Jon Schommer, right, presents prints to the Most Reverend Bishop Kevin C. Rhoades, bishop of Fort Wayne-South Bend, who visited the center to bless the printmaking tools 

“I am a printmaker because of the Catholic Worker, which is to say: I am a printmaker because of Dorothy Day,” said Rachel Mills, a printmaker living and working at the St. Peter Claver Catholic Worker House who created the portrait of Day for the project. “I began creating prints in dialogue with the tradition of printmaking in the movement and continue to find creativity in this lived conversation.”

Through the grant-supported workshops, participants conceptualized, designed, and carved linoleum blocks. The resulting works—on both paper and fabric—became a physical manifestation of the values Day and Merton held dear. The fabric prints were sewn into quilts, symbolizing the individual’s place within the larger community, while framed paper prints offered a striking, graphic testimony to the Gospel of Mercy.

“The slow and attentive process of printmaking shows the care all the creators have to put into their final product,” said Gia Villegas ’26, a science business major and student in the course, “and it has been an amazing and beautiful process doing it alongside others.”

Students Rena Hassan, left, and Mayalen Fortoul Belausteguigoitia, middle, share portrait of Dorothy Day to attendee of the Dorothy Day & Thomas Merton Culture and the Public Good Symposium

Jon Schommer, executive director at Our Lady of the Road, stated, “It has been such a gift to have this printmaking workshop hosted at Our Lady of the Road drop-in center to empower our own community to participate in this tradition of beauty as healing.”

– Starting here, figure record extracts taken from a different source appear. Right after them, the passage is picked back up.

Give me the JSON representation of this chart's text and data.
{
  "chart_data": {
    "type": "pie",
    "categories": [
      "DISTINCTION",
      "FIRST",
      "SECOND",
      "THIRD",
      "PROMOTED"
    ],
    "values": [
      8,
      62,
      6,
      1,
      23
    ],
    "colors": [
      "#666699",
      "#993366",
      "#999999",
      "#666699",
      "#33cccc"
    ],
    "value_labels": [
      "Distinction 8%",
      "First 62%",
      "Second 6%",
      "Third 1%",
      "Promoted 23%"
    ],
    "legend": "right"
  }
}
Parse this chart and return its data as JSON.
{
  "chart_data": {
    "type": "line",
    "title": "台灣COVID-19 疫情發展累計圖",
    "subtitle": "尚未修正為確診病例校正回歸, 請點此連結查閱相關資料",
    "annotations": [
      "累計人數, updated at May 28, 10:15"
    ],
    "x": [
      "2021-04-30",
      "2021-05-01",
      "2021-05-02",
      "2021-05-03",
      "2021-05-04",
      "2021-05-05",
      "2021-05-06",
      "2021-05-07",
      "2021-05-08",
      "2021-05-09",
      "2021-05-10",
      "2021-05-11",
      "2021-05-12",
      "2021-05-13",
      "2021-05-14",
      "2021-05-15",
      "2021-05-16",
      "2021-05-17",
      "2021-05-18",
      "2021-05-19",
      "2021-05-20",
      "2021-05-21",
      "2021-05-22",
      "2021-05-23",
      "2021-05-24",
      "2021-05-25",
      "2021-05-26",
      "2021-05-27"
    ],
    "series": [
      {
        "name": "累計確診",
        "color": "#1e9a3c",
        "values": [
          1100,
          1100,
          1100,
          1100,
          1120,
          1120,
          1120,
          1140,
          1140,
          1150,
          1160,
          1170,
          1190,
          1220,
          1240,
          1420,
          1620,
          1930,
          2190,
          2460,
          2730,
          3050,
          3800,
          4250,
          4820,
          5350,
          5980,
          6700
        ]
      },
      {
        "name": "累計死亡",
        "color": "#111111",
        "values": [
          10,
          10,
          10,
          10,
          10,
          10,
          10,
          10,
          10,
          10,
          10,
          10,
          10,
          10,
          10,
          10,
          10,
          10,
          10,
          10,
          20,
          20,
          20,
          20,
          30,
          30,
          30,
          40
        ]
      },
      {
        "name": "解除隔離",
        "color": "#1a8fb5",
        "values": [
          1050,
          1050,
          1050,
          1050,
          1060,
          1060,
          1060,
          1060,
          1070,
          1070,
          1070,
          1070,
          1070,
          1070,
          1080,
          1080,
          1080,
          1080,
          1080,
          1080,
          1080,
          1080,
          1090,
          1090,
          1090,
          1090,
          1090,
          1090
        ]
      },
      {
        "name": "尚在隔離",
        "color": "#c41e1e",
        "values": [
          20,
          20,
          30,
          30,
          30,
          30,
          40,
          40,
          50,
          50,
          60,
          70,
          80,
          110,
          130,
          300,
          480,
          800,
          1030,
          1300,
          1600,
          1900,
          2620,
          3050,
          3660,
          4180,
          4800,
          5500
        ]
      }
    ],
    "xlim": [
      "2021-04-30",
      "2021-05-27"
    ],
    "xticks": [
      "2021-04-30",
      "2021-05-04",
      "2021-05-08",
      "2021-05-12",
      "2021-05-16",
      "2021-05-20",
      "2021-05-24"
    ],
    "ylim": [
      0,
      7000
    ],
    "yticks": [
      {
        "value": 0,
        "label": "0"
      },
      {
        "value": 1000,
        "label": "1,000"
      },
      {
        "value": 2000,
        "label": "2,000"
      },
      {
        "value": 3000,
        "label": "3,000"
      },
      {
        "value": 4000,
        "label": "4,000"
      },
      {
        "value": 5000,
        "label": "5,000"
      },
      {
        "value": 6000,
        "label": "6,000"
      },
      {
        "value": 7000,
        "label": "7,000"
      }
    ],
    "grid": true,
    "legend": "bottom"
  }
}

The portraits of Day and Merton found an audience on campus as they were featured at the Franco Institute’s inaugural Dorothy Day & Thomas Merton Culture and the Public Good Symposium in April. For the students in the Art and Social Change course, this was an opportunity to engage with conference attendees, sharing their creative process and the insights they gained from the literature. This fall, the works will be permanently installed at Our Lady of the Road to commemorate its 20th anniversary of providing care to the community. 

This NEA grant–supported project is the latest initiative to emerge from the institute’s South Bend Citizens Collaboratory. By hosting creative projects in schools, neighborhoods, and community centers, the Collaboratory’s story lab creates a platform for people from different walks of life to tell their stories through art. These programs are designed to honor the dignity of all participants by providing the resources and space to express their own history, culture, and identity.